Hundreds more people with cancer are now set to receive personalised CAR-T therapies after NHS England struck new deals to expand access to the potentially life-saving treatments.

The cutting-edge immunotherapies, which use a patient’s own immune cells to create a tailored treatment, will immediately be made available through the Cancer Drugs Fund (CDF) for people with one of two forms of blood cancer.

CAR-T, or chimeric antigen receptor T-cell therapy, involves reprogramming the patient’s own immune system and using immune cells to target their cancer.

The treatments, which are provided at highly-specialised NHS centres, involve taking the patient’s blood to a laboratory, ‘training’ their immune cells to fight the cancer cells and then administering the treated blood back into the patient.

Up to 215 adult patients each year with diffuse large B-cell lymphoma whose cancer has returned within a year of treatment or who have not had success with at least one previous therapy will be eligible for treatment with axicabtagene ciloleucel (Yescarta®) from today.

Previously patients were required to have tried two or more systemic therapies before they were eligible for Yescarta.

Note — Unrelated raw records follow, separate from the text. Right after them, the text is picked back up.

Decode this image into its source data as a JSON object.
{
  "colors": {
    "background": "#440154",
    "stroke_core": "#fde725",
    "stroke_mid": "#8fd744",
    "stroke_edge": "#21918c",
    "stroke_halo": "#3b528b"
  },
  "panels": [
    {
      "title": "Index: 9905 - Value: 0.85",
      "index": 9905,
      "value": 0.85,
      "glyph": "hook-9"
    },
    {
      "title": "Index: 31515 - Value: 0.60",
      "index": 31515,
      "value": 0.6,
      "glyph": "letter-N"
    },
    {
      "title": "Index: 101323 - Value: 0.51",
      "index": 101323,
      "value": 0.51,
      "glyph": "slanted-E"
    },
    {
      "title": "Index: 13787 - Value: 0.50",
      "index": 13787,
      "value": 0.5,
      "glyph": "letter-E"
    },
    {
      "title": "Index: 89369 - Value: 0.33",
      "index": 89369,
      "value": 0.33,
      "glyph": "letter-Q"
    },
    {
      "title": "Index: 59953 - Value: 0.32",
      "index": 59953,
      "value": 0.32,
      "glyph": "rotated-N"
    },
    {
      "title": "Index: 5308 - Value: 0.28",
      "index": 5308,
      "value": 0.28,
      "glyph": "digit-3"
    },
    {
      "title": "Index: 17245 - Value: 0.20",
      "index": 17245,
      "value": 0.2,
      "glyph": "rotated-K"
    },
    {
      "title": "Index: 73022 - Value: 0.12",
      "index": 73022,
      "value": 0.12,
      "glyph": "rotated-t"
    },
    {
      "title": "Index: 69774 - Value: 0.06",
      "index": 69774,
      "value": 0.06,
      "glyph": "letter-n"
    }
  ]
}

Similarly, people aged 26 years and older with returning or untreatable B-cell acute lymphoblastic leukaemia will be eligible for treatment with brexucabtagene autoleucel (Tecartus®). It is estimated that as many as 75 additional patients with B-cell acute lymphoblastic leukaemia each year will benefit from today’s (27th April) decision. Those under 26 are already eligible for treatment with an alternative CAR-T therapy.

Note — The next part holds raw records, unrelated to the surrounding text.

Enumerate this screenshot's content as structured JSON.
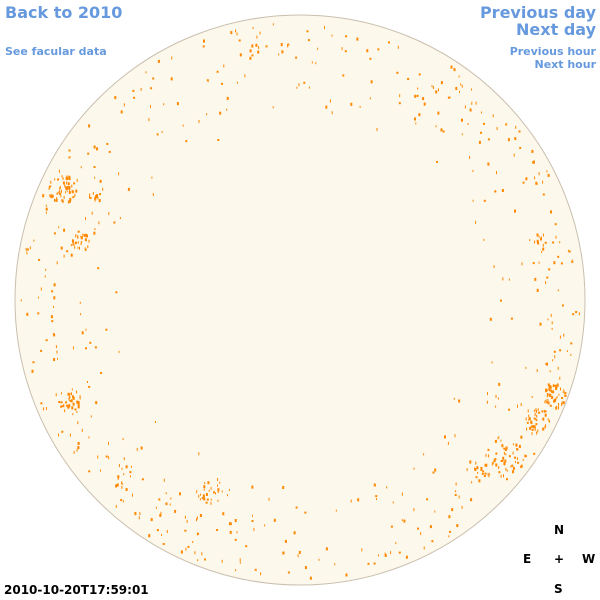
{
  "nav": {
    "back_label": "Back to 2010",
    "facular_label": "See facular data",
    "prev_day_label": "Previous day",
    "next_day_label": "Next day",
    "prev_hour_label": "Previous hour",
    "next_hour_label": "Next hour"
  },
  "compass": {
    "north": "N",
    "east": "E",
    "center": "+",
    "west": "W",
    "south": "S"
  },
  "timestamp": "2010-10-20T17:59:01",
  "colors": {
    "link": "#6699dd",
    "disk_fill": "#fdf8ec",
    "disk_outline": "#c9bfae",
    "facula": "#ff8800"
  }
}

NHS National Director for Cancer Professor Peter Johnson said: “The NHS continues to take great strides forward in cancer care and it is fantastic that through the Cancer Drugs Fund, we can make cutting-edge CAR-T therapies available to hundreds more patients with advanced blood cancers, giving them real hope of a longer and better quality of life.

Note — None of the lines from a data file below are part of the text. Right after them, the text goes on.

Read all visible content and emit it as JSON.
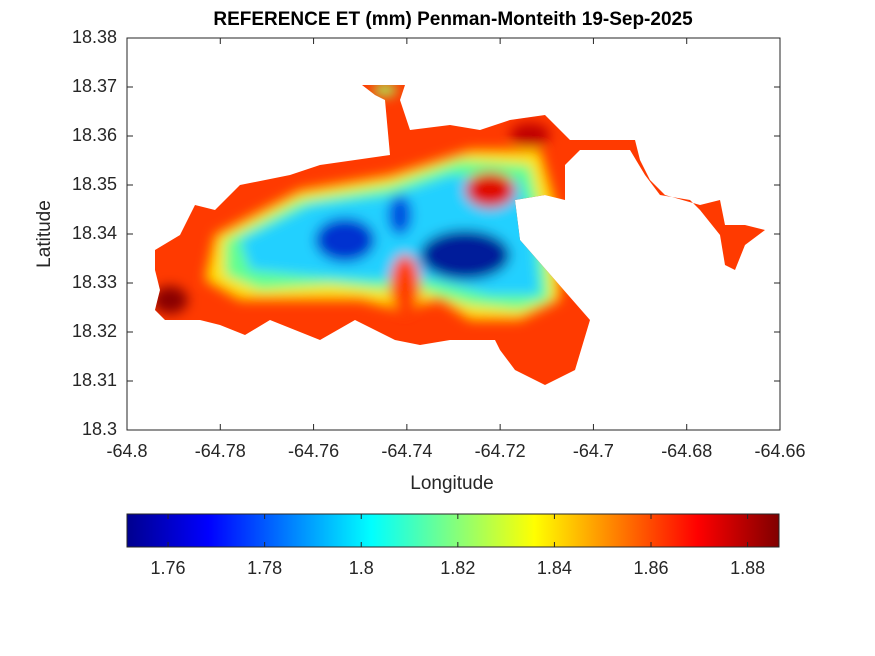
{
  "chart_data": {
    "type": "map",
    "title": "REFERENCE ET (mm) Penman-Monteith 19-Sep-2025",
    "x_label": "Longitude",
    "y_label": "Latitude",
    "xlim": [
      -64.8,
      -64.66
    ],
    "xticks": [
      -64.8,
      -64.78,
      -64.76,
      -64.74,
      -64.72,
      -64.7,
      -64.68,
      -64.66
    ],
    "ylim": [
      18.3,
      18.38
    ],
    "yticks": [
      18.3,
      18.31,
      18.32,
      18.33,
      18.34,
      18.35,
      18.36,
      18.37,
      18.38
    ],
    "colorbar": {
      "clim": [
        1.7515,
        1.8865
      ],
      "ticks": [
        1.76,
        1.78,
        1.8,
        1.82,
        1.84,
        1.86,
        1.88
      ],
      "colormap": "jet"
    }
  }
}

“The NHS continues to be a world leader when it comes to diagnosing cancer earlier and providing the latest treatments to patients at a price affordable to taxpayers”.

Both treatments are manufactured by Gilead Sciences Inc and have been given the green light by the National Institute for Health and Care Excellence (NICE) and NHS England to enter the Cancer Drugs Fund (CDF), allowing further evidence of long-term effectiveness of both therapies to be collected, while allowing early patient access.

Early clinical trials of CAR-T therapies have shown positive results, including curing some patients of advanced cancer that had failed to respond to other treatments.

Speaking onstage at the Association of the British Pharmaceutical Industry (ABPI) later today, NHS Director of Specialised Services, John Stewart will say: “The NHS led the way in making ground breaking CAR-T therapy available to children with a form of leukaemia and today we can announce deals that will enable two new CAR-T therapies that could benefit hundreds more adults with certain blood cancers.

“In its 75th year, the NHS continues to show that it is a health system that is serious about adopting and advancing innovative care and treatment, and securing deals that can improve patient’s lives.”

Health Minister Helen Whately said: “These personalised therapies mean a patient’s own immune system attacks their cancer – an exciting and innovative cancer treatment now available for NHS patients.

“This new therapy is a brilliant example of how modern science is transforming healthcare and saving lives.

“We’re laser-focused on fighting cancer on all fronts – prevention, diagnosis, and treatment, backed up with funding and research – and this is another example of the huge efforts being made by scientists, charities and the government to combat cancer”.

The NHS in England now offers three different CAR-T therapies for six different indications, benefitting adults and children with a range of cancers, having been the first health system in Europe to agree a full access deal on breakthrough CAR-T therapy nearly five years ago.

A form of Non-Hodgkin Lymphoma, around 5,500 people in England are diagnosed with diffuse large B-cell lymphoma each year, according to Cancer Research UK.

Almost 800 people a year are diagnosed with acute lymphoblastic leukaemia each year. Although rare, it is most common in children aged under 5.